Immediately following care the patient stood up, held her head up and looked straight in the eyes of the doctor and said clearly, “Thank you very much, goodbye.” The patient’s ability to speak with the head and eyes in an upright position maintained for approximately 7 days, however due to her significant CMD, it appeared she would need concurrent dental orthopedic/orthodontic cotreatment to maintain a lasting positive outcome.

Discussion

Along with chiropractic SOT and cranial care, two main therapeutic interventions for autism spectrum language delay could be TAT and specific vestibular training exercises. Autism spectrum children commonly have hypersensitivity to touch, sound, and visual input. TAT has been found to improve the life of many autistic people by attenuating ASD symptoms. By stimulating the auditory system, and ultimately the brain, TAT, commonly used with other integrative therapies, has been able to help reduce the ASD symptoms. In this case study both chiropractic care and TAT were needed together to facilitate the best outcome, however for lasting effects dental interventions appears to be also necessary.

For ASD patients vestibular training is also essential and one vestibular type training exercise could involve using a “hula hoop” on one arm and while in motion moving the hoop from one arm to the other across the midline and back again, performing this 5-6 times per session, everyday.

Conclusion

Current theory on ASD believes that it is unreasonable to assume a “cure” will take place for this condition at this time, but rather acknowledging there are therapeutic interventions that will aid and raise the patient’s thresholds to cope and function.
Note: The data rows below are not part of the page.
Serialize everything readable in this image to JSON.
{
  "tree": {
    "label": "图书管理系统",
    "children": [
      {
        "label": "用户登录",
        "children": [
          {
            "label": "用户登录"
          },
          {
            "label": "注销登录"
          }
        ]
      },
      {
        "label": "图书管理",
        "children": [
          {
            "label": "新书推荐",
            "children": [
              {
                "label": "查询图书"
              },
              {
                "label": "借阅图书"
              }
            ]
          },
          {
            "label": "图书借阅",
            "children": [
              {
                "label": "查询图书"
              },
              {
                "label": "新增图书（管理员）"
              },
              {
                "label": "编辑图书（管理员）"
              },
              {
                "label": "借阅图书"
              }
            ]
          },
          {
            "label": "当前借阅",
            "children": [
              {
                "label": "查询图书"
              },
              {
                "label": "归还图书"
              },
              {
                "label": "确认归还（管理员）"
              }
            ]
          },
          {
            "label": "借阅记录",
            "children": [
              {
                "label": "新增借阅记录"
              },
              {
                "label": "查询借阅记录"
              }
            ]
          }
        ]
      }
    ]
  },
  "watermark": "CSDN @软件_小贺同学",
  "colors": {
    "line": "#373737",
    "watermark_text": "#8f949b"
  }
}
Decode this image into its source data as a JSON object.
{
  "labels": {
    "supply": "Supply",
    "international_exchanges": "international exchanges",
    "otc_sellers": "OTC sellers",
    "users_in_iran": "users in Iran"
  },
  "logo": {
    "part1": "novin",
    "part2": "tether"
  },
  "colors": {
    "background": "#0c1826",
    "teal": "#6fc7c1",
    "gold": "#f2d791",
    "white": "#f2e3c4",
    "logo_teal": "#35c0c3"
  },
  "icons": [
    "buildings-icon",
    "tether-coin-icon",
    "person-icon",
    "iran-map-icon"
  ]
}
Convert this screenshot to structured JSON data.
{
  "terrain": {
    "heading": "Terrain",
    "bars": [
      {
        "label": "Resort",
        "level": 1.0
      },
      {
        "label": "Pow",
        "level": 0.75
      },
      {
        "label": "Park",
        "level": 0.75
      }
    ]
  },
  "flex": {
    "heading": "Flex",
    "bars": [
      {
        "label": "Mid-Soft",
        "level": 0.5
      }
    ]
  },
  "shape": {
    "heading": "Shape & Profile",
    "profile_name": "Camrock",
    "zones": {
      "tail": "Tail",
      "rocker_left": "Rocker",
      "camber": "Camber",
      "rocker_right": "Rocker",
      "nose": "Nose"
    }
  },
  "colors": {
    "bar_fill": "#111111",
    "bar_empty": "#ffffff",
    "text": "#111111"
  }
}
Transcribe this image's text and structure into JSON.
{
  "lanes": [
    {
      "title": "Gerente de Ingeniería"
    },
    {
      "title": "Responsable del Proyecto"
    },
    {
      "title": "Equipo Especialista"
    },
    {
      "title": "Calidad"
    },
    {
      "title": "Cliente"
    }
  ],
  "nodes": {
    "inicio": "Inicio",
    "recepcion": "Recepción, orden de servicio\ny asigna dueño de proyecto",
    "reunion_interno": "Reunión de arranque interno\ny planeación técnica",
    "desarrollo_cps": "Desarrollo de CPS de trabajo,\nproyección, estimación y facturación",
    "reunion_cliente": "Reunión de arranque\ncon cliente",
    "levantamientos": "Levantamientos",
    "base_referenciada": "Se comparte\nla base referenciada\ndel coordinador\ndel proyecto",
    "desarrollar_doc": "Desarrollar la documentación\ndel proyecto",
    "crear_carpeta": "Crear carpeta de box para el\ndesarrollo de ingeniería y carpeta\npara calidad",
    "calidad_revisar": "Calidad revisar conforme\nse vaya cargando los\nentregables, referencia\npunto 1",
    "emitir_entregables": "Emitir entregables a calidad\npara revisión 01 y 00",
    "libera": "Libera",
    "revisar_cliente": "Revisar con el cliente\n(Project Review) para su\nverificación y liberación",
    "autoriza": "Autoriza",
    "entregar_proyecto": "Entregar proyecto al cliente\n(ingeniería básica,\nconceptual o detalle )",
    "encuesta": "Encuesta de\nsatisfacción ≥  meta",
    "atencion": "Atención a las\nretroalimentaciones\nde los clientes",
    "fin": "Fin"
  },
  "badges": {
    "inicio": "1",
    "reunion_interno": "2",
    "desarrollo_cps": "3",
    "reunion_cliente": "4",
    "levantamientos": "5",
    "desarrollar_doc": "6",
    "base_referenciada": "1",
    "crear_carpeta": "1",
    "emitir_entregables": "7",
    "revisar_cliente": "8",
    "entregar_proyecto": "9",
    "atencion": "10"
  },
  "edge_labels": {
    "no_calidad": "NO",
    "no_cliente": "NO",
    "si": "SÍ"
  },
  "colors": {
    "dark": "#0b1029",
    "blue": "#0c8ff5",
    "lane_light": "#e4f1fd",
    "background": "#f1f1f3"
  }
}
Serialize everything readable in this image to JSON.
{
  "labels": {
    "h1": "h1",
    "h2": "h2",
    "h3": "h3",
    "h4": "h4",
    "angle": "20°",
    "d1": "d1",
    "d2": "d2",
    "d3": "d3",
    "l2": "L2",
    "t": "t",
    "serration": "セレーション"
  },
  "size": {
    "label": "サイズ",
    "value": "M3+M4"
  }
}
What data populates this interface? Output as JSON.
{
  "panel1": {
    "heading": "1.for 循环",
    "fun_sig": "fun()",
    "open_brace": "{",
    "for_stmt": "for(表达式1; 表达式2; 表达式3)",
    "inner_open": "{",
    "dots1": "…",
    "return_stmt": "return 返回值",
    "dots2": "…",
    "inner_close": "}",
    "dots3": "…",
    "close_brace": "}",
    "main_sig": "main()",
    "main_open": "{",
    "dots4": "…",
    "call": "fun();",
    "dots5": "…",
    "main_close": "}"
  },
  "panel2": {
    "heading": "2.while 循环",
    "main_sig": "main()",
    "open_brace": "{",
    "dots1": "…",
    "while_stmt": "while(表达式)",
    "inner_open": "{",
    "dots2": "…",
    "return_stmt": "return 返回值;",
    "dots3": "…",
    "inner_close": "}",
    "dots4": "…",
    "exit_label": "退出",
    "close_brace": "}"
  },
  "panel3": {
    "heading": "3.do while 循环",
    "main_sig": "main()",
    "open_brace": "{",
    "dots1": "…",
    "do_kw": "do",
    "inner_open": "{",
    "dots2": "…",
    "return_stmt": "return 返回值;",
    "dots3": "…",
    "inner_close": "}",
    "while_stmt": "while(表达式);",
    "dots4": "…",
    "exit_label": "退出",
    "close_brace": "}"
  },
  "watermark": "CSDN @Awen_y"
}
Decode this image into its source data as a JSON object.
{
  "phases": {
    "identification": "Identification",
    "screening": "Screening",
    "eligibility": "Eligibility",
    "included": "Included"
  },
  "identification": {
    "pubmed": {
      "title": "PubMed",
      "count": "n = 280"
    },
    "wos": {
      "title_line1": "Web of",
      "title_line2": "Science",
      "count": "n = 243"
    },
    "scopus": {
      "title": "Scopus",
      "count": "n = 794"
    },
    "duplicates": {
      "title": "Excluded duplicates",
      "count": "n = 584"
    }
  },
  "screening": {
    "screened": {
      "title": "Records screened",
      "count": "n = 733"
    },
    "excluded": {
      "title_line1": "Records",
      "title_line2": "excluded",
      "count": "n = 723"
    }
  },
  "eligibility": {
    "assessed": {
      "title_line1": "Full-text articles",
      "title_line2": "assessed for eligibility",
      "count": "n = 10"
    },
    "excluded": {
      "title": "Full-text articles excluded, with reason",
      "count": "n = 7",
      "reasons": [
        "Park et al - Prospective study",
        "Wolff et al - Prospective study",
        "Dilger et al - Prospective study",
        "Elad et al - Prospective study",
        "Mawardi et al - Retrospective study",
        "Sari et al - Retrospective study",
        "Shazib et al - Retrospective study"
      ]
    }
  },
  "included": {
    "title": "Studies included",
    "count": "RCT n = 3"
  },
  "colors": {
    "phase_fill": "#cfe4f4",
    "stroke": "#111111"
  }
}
Treatments for some children may both have a physical component involving chiropractic or even dental chiropractic cotreatment and a neurological processing component, which can be helped with interventions such as auditory or vestibular training. It is important for future research to determine what subset of children may best respond to chiropractic therapy and neurological type exercises. While the case presented was quite dramatic, it illustrates the need for greater research into the study of interdisciplinary care of ASD and if these types of results can be duplicated in case controlled studies.

References

  1. Newschaffer CJ, Croen LA, Daniels J, Giarelli E, Grether JK, Levy SE, Mandell DS, Miller LA, Pinto-Martin J, Reaven J, Reynolds AM, Rice CE, Schendel D, Windham GC. The epidemiology of autism spectrum disorders. Annu Rev Public Health. 2007;28:235-58.
  2. Joan M. Neysmith-Roy, The Tomatis Method with severely autistic boys: Individual case studies of behavioral changes, S. Afr. J. Psychology, 2001, 31 (1).
  3. Blum CL, LETTER TO THE EDITOR: Sacroiliac Dysfunction and SOT – Response to the Nov. JACA Online Focus article on sacroiliac joint dysfunction. Journal of the American Chiropractic Association. Dec 2006: 20-1.
  4. Blum CL, Cuthbert S. Cranial Therapeutic Care: Is There any Evidence? Journal of Chiropractic and Osteopathy. 2006; 14(10).
  5. Fink M, Wahling K, Stiesch-Scholz M, Tschernitschek H. The functional relationship between the craniomandibular system, cervical spine, and the sacroiliac joint: a preliminary investigation. Cranio. 2003 Jul;21(3):202-8.